I believe that the very notion of a Presidential debate is worse than useless. It is a symbol of the low state to which modern American politics has sunk.
The first downside with debates might be called the "Slick Willy" syndrome. It is tailor made for those who specialize in style over substance, of demagogues and hacks. The camera transcends mere politicos into movie stars for-a-night. Poor Bob Dole, for example, had no chance against President Clinton. All Clinton had to do was stare into the camera with those puppy dog eyes, bite his lower lip, and it didn’t matter what words actually came out of his mouth. He could have threatened to ship all the old folks to Antarctica and he still would have been declared the debate’s "winner". We live in the age of celebrity, and televised debates positively reinforce this at the presidential level, tempting voters into a choosing based on likeability. The very criteria for judging "winners" is depressing: who made the "gaffes", who sighed the most, who looked good, who came across as "warm", who had the zippiest comebacks. While these are interesting facets of personality, they are a remarkably shallow basis on which to select a President. It is MTV politics.
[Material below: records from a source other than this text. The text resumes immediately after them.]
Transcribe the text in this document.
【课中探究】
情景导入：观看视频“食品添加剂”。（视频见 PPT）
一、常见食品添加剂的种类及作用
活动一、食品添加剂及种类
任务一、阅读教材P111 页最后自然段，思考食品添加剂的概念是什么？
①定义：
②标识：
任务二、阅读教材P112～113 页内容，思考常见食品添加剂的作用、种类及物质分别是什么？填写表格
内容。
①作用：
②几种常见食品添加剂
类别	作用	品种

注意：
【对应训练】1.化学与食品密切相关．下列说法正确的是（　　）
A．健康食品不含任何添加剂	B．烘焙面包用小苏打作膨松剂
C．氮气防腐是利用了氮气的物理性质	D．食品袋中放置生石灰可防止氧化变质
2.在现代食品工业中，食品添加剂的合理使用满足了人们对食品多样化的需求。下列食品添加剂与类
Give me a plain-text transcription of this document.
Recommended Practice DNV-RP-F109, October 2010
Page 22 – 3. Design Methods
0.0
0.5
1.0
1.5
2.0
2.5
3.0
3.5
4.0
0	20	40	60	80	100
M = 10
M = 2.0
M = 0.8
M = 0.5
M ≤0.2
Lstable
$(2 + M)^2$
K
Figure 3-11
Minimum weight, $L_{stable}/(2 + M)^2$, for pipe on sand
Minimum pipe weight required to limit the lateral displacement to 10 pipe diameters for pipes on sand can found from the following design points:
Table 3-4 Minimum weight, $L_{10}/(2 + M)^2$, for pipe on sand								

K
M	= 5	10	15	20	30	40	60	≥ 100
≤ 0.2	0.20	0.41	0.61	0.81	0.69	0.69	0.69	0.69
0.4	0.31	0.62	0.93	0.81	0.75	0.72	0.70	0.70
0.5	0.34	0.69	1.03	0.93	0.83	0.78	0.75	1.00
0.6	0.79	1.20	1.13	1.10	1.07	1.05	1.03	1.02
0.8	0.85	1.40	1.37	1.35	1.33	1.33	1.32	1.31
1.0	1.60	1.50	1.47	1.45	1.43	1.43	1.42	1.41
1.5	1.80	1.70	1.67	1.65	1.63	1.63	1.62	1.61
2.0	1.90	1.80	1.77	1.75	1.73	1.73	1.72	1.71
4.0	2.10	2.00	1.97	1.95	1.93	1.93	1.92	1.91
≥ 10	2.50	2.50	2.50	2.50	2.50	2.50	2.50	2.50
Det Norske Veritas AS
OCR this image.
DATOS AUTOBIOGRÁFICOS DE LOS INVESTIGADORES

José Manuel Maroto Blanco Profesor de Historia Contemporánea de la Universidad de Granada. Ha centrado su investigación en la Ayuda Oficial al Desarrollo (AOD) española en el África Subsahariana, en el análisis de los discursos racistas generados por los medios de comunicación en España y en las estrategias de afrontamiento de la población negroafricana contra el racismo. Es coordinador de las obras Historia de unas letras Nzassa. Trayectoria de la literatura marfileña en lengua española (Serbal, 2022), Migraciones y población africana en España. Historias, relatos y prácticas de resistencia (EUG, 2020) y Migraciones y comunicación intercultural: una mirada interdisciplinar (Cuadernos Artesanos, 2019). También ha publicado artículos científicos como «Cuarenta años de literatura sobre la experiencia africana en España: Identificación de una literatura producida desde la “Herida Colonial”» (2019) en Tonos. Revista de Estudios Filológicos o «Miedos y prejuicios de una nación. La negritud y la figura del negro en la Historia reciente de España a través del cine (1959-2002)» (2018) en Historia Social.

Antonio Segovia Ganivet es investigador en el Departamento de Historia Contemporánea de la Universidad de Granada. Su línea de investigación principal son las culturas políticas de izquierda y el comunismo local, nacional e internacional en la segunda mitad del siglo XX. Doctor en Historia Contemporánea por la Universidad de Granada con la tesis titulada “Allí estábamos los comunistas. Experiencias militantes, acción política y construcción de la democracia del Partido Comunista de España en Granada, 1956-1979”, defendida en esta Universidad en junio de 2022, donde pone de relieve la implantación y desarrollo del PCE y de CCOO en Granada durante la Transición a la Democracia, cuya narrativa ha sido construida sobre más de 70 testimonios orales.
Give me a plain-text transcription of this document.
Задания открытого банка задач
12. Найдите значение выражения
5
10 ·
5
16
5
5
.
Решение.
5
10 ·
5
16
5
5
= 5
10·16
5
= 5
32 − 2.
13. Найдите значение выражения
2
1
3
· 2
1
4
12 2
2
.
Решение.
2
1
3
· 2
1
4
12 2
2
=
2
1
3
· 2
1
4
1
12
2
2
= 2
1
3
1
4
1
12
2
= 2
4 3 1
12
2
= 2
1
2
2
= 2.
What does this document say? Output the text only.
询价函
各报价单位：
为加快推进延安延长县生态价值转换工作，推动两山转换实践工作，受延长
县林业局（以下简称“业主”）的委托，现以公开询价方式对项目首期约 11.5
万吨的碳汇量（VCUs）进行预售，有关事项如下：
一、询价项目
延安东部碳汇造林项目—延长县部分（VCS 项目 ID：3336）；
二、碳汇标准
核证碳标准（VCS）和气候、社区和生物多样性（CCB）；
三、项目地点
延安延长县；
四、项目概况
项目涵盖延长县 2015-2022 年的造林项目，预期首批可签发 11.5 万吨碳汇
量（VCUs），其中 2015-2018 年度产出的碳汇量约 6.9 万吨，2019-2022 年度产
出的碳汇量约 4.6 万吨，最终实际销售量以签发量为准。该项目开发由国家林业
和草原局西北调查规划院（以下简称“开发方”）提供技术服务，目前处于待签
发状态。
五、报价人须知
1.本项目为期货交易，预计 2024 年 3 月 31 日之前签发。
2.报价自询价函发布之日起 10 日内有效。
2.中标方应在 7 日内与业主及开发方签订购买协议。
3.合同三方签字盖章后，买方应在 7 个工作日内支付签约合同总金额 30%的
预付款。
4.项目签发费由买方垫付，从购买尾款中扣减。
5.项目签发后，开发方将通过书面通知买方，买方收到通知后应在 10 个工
Second, it is truly scary to think that a certain number of voters will tune into the debates, and on that basis alone decide for whom to vote. Even if the debates weren’t a temptation to demagoguery, they are a temptation to ignorance. Whereas in the past the blissfully ignorant would cruise right through election day without even knowing it had come, now they watch two hours of TV, and on that basis alone decide who ought to be President. To amplify one of my basic rules of politics, if you need to watch the debates to understand what the candidates stand for and whom to vote for, don’t watch them, and don’t vote! One could make the reasonable argument that in Lincoln & Douglas’ day, debates served a legitimate purpose of spreading information in an information hostile environment – they were one of the few means of spreading ideas and persuading voters. In the electronic age they have been rendered utterly irrelevant.
Third and most importantly, debates feed into and reinforce the horrible trend we see of treating politics as if it were a spectator sport. The media, with television in the lead, treats the Presidential "race" as exactly that. When is the last time you saw a report detailing the candidates’ positions, evaluating them for truthfulness, attempting to understand the likely impacts of their policies? The media have become obsessed with the race itself, who is winning and who is down, what strategies are being employed, who has made errors, and how. Watching Hardball is just like watching Monday Night Football (except that Doris Kearns Goodwin is much funnier than Dennis Miller). This attitude of politics as a game reaches fever pitch with the debates. They are treated as playoff games, with extensive pre-game analysis and post-game commentary. "Gee Chris, just when it looked like Gore would get bogged down in his strategy of excessive detail, he ran the old race card play and made a huge gain." Just listen to the commentary. It is loaded with sports analogies. This attitude of politics as a spectator sport is the result of bored "insiders" chatting among themselves. They already know who stands for what, the only question they are left with is who will win. I’m not sure what bothers me the most: the fact that the media don’t realize (or don’t care) that the majority of their audience need to hear and read substance about the candidates, or that the audience seems to eat up the shallow game show nature of the coverage.
When the next election cycle comes, I am tempted to chuck ideology over the fence and vote for the first candidate who refuses to set foot on the debate podium. It will be a rare display of character and good sense.